Врачи
Любовь къ нашей наукѣ нераздѣльна съ любовью къ человѣчеству. Гиппократъ.
Во дворѣ дѣтской больницы въ Парижѣ взглядъ невольно останавливается на скромномъ памятникѣ съ написанными на немъ именами сестры милосердія и четырехъ врачей, изъ которыхъ одному было только 20 лѣтъ. Нѣсколько ниже бросается въ глаза слѣдующая надпись:
Сдѣлались жертвами своего самоотверженія, ухаживая за больными дѣтьми.
Эту лаконическую надпись невозможно читатъ безъ волненія. Она увѣковѣчиваетъ память о великодушныхъ людяхъ, которые, согласно изрѣченію Гиппократа, не забыли, что любовь къ медицинѣ должна быть неразлучна съ любовью къ человѣчеству.
Крупъ (жаба, дифтеритъ), похищающій столько жертвъ изъ среды дѣтей, къ сожалѣнію, слишкомъ часто представляетъ врачамъ случаи для проявленія героизма.
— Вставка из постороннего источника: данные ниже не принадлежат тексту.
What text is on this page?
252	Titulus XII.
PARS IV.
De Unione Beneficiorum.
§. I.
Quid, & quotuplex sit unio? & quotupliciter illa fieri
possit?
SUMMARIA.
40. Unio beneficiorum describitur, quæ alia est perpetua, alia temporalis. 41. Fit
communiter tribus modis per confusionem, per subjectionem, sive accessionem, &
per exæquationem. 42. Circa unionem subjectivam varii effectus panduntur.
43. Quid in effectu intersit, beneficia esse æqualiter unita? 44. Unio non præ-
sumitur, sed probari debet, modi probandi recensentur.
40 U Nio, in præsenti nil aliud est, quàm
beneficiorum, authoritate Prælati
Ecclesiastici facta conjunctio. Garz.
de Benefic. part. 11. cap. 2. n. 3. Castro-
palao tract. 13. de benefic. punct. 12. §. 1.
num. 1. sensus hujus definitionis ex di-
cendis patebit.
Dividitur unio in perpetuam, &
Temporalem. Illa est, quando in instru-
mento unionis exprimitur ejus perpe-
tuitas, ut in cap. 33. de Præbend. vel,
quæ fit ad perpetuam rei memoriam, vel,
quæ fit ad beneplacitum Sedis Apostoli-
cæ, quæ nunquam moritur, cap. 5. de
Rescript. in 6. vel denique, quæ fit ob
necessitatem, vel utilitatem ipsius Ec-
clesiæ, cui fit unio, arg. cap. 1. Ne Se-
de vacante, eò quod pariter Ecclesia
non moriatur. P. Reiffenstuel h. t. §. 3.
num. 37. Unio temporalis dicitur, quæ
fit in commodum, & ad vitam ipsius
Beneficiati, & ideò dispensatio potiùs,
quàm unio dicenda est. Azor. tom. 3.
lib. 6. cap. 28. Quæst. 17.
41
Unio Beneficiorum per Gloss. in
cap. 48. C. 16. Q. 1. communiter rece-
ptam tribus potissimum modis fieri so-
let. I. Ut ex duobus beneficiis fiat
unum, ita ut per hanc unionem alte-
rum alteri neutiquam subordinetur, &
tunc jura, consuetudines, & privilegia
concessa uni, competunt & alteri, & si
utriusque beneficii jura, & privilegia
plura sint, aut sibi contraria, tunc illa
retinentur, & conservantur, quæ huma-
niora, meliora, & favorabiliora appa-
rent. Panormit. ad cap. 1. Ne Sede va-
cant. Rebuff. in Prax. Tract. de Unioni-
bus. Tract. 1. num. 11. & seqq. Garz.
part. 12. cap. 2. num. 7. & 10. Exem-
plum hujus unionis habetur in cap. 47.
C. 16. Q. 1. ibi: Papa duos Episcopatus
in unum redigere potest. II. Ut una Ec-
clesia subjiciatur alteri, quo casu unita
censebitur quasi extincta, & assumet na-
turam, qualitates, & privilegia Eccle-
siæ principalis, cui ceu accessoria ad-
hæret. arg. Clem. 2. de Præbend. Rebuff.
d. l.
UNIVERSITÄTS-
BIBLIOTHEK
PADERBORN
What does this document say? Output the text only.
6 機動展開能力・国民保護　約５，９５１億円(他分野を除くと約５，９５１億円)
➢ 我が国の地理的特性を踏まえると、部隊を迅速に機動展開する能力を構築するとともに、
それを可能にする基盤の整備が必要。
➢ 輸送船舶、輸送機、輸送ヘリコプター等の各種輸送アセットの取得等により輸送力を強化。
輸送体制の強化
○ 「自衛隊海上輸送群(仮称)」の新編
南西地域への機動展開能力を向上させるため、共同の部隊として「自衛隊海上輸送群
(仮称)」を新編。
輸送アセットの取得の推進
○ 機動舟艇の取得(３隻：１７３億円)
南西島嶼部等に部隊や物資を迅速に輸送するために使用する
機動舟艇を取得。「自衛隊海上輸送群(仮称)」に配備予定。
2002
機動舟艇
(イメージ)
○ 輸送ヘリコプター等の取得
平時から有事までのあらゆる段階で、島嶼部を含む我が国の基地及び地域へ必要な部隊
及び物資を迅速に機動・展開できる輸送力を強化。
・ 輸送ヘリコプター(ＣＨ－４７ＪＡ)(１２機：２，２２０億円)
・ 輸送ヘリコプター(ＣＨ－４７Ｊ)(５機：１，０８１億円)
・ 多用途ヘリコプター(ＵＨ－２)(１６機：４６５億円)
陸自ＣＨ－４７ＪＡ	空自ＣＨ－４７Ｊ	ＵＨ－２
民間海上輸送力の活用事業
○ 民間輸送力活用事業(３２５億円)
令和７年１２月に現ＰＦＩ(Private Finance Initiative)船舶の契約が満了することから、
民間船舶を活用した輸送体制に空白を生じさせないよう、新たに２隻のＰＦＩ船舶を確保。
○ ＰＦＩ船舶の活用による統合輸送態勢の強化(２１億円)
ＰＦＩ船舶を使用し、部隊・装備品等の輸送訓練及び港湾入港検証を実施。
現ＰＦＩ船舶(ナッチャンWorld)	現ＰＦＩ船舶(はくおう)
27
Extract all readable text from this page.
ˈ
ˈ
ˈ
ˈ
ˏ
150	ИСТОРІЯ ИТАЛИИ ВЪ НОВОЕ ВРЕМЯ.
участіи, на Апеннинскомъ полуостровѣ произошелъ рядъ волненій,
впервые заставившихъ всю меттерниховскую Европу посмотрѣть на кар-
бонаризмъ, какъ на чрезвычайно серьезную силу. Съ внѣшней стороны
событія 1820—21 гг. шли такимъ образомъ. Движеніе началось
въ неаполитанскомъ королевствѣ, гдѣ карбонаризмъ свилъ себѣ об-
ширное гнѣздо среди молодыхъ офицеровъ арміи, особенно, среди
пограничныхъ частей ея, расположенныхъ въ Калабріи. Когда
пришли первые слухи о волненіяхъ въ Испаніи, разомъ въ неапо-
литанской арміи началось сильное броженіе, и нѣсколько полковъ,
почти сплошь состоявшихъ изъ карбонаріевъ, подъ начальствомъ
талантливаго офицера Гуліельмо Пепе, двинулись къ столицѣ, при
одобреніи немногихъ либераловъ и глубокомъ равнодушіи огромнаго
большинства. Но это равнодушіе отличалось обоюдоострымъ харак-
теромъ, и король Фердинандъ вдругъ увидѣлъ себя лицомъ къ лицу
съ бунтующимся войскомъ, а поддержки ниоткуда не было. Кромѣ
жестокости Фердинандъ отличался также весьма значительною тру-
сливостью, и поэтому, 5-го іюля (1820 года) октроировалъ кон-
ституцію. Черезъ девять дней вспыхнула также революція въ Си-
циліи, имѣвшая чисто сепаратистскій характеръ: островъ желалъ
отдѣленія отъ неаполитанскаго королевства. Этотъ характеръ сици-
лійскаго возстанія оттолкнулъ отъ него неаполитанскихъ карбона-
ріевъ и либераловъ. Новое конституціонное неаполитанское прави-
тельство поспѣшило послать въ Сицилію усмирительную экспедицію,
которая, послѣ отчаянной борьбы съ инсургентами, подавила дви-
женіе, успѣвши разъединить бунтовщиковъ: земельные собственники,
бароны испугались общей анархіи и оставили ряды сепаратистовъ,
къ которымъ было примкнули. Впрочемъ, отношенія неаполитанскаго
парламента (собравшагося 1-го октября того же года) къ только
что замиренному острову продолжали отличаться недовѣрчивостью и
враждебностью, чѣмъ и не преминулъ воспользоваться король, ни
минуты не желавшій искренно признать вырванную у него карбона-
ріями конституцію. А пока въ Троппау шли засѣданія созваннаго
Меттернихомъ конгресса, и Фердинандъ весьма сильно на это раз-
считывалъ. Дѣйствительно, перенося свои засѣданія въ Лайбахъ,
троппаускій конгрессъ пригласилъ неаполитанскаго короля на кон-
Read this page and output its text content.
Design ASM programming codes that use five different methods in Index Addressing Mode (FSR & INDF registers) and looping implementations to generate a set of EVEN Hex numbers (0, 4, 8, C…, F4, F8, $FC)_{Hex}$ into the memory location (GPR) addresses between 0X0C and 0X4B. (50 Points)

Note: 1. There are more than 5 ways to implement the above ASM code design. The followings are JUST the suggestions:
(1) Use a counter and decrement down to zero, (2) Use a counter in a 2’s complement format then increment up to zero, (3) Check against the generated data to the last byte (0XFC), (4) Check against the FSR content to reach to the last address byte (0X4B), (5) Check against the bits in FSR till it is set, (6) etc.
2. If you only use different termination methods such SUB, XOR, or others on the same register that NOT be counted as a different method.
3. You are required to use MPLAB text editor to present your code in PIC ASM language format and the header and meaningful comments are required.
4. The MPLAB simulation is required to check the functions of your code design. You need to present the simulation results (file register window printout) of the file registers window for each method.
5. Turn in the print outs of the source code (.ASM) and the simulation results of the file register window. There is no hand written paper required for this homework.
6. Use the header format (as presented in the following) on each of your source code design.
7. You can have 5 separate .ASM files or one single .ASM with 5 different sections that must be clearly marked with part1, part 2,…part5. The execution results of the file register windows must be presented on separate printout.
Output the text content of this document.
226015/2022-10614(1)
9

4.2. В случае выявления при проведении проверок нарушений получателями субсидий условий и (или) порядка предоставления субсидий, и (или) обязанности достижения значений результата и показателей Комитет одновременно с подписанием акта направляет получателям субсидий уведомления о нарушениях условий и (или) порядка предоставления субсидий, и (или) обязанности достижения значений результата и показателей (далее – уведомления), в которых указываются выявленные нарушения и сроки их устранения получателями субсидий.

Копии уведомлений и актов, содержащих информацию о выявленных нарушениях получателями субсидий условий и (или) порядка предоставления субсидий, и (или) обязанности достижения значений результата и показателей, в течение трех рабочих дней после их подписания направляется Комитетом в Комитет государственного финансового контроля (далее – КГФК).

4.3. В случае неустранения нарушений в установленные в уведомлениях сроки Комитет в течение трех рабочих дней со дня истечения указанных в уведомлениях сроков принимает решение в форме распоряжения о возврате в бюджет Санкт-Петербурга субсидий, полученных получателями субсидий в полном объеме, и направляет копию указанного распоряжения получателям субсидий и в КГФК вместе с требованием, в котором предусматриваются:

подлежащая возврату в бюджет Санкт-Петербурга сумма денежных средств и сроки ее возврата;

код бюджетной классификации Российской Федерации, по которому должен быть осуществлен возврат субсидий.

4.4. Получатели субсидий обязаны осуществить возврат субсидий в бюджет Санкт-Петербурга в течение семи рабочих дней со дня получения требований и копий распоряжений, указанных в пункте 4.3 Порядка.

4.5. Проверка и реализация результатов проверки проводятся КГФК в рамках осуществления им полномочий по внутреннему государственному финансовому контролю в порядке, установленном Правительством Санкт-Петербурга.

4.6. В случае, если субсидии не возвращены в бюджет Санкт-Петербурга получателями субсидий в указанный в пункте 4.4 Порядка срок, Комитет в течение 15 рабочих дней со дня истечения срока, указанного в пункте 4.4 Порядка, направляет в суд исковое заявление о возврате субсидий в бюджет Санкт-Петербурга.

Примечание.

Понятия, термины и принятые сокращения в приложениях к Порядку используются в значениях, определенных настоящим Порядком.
Эта болѣзнь характеризуется образованіемъ ложной перепонки въ дыхательныхъ путяхъ. Ребенокъ чувствуетъ сильную боль въ гортани и какъ будто старается устранить руками препятствіе, мѣшающее ему дышать[128]. Трахеотомія (вскрытіе дыхательнаго горла) является тогда единственнымъ средствомъ спасенія. Эта хирургическая операція имѣетъ цѣлью установить сообщеніе между дыхательнымъ горломъ и внѣшней средой, ниже гортани. Есть врачи, которые, побѣдивъ въ себѣ отвращеніе, даже рискуя умереть отъ дѣйствія смертельнаго яда, жертвуютъ жизнью и высасываютъ ложныя перепонки, находящіяся въ только что открытомъ дыхательномъ горлѣ.
Жильетъ[129], врачъ дѣтской больницы, умеръ въ 1866 г. отъ дифтерита, полученнаго именно такимъ образомъ изъ желанія спасти больнаго ребенка. Разсказъ объ самоотверженіи Жильета мы заимствуемъ изъ трогательной рѣчи, произнесенной на могилѣ этого мученика науки его достойнымъ сотоварищемъ, докторомъ г. Рожеромъ.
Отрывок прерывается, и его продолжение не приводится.